Oh Captain, My Captain: A ‘Sound Of Music’ Fan Mourns The Loss of Christopher Plummer

My hall pass has died. My husband has already offered his condolences.

I know you know what a hall pass is, but just in case you want to pretend you don’t, it’s the celebrity that you’re allowed to break your marital vow with, should the opportunity ever arise. My hall pass was also a nonagenarian, so while the news is terribly upsetting to me, it was not entirely unexpected. See, I have had a crush on Christopher Plummer, the Academy Award-winning acting legend, since I was 7 years old, so news of his death today at 91 is as debilitating as unexpectedly sitting on a pine cone at family dinner.

Also, just to clarify, I know that the space-time viability of my hall pass is a near impossibility, because I only care to be with Plummer-as-Captain von Trapp from 1965.

The Sound of Music is my favorite film, in part due to the music of Rodgers and Hammerstein, in part because of the majestic views of Salzburg and the Alps, and mostly because Christopher Plummer as Georg von Trapp is one of the most handsome and respectable men to grace the big screen. He is a man in uniform, a man of conviction who resists the Nazis, a man who plays hard to get, a widowed father, a decorated naval veteran, he has a sense of humor you have to crack through an impenetrably hard candy shell to find. Nothing comes for free with this man. It’s really enough to strip the repurposed curtain panties off of anyone.

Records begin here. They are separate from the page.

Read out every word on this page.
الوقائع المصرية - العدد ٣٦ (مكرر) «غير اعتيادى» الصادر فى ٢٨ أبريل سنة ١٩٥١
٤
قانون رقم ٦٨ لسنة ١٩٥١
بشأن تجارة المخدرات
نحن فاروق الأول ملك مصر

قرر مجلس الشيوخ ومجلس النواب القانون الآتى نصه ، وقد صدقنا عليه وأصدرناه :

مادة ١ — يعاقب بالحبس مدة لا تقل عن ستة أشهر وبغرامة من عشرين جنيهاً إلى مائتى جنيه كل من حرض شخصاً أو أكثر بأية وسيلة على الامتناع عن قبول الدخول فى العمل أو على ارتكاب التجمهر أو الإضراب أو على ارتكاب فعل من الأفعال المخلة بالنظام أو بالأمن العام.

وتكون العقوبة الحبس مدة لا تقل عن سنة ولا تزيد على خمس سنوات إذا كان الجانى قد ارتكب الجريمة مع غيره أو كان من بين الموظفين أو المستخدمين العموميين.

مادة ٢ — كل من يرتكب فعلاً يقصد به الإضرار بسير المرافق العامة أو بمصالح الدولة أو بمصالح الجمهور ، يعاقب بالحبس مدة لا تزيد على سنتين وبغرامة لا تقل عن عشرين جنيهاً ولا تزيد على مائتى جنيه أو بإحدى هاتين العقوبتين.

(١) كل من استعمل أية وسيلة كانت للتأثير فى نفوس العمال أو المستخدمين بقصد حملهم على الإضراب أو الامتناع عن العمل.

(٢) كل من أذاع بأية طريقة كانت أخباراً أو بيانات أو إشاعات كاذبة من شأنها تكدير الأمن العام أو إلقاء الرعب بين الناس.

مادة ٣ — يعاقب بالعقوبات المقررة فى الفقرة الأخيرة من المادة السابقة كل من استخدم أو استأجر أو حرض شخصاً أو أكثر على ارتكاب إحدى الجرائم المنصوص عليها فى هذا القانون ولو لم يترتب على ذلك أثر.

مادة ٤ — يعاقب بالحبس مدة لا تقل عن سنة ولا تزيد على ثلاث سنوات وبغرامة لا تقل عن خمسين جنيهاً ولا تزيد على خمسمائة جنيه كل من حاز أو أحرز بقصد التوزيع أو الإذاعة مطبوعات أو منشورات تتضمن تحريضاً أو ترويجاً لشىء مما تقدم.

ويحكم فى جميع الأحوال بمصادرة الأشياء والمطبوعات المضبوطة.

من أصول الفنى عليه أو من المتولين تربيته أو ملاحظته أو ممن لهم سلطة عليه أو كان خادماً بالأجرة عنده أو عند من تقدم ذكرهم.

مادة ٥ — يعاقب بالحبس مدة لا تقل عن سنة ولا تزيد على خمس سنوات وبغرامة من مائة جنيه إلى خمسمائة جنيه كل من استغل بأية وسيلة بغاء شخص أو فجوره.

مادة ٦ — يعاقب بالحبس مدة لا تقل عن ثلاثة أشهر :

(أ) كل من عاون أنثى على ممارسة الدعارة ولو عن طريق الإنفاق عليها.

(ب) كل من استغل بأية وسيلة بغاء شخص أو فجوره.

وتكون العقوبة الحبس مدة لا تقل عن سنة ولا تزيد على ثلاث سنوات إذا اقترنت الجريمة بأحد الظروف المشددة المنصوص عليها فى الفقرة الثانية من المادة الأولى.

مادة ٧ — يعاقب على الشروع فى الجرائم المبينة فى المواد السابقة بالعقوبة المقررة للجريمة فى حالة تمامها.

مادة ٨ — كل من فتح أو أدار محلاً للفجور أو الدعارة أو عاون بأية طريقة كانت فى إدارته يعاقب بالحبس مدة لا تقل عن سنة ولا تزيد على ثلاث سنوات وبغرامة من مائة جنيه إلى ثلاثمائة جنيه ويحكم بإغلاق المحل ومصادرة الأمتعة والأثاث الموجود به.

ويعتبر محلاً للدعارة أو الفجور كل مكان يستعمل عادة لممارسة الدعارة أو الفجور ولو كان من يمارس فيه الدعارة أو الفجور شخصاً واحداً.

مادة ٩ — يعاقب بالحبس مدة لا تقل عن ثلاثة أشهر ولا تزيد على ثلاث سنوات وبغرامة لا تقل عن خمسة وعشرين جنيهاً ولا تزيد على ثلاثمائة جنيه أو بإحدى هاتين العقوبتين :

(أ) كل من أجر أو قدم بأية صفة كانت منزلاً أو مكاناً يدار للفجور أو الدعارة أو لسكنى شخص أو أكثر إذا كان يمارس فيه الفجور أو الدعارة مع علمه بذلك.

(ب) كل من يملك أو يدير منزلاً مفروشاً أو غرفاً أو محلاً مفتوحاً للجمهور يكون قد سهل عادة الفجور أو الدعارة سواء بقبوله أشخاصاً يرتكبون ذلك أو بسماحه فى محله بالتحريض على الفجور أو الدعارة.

Yet Plummer reportedly hated the role, saying that it was an “empty carcass of a role” and the film itself was “awful and sentimental and gooey.” I’m not sure he realizes that what he brought to the film was everything that counter-balanced the sentimentality and goo. What I adore most about Georg von Trapp is not the way he realizes his attraction to his children’s governess, Maria, as they dance the Laendler together on his patio, while his fiancee, Baroness Schrader, looks on. It is not the moment that he caresses the cheek of his former domestic employee ever so gently inside his gazebo once she acknowledges that their feelings are mutual. I’m attracted to war hero Captain von Trapp, the man who rips a Nazi flag down and tears it apart with disgust, a man who calmly tries to talk Rolf the messenger-boy-turned-Nazi-snitch into not blowing that whistle in the churchyard, the man who appreciates rule and order in his household and beyond. Maybe he was ahead of his time. My kids don’t come when I call them, maybe personalized whistle calls aren’t such a bad idea.

To me, The Sound of Music is near perfect. It’s a musical stuffed in a war movie folded into a romance. It’s a Cheesy Blaster on 35 millimeter. The Sound of Music is Julie Andrews’ film, no doubt. Her performance is iconic for myriad reasons, not the least of which is her incredible soprano. Plummer has considerably less screen time than she. But as Miles Davis once said about jazz, “it’s not the notes you play, it’s the notes you don’t play.” Plummer’s presence lingers even in the scenes where he is not, and is that not the epitome of a crush, to long for someone who is not there? Is that not the mark of a great actor, to portray someone so well that they leave you, an innocent seven year old, wondering why you’re so intrigued by this Mr. Big prototype, this man who by all accounts is a jerk, yet you are still charmed by him?

Plummer was more than Captain von Trapp, of course. He was a G short of an EGOT, having won an Oscar, two Tonys, and two Emmys, and his career spanned seven decades. But this film, and his role in it, served as a great connector, a bridge between many generations of fans — from boomers to millennials and beyond. Today, the world mourns his passing — to my fellow Plummer admirers, I know you share this love. I pray that you will never let it die.

Liz Kocan is a pop culture writer living in Brooklyn. Her biggest claim to fame is the time she won on the game show Chain Reaction.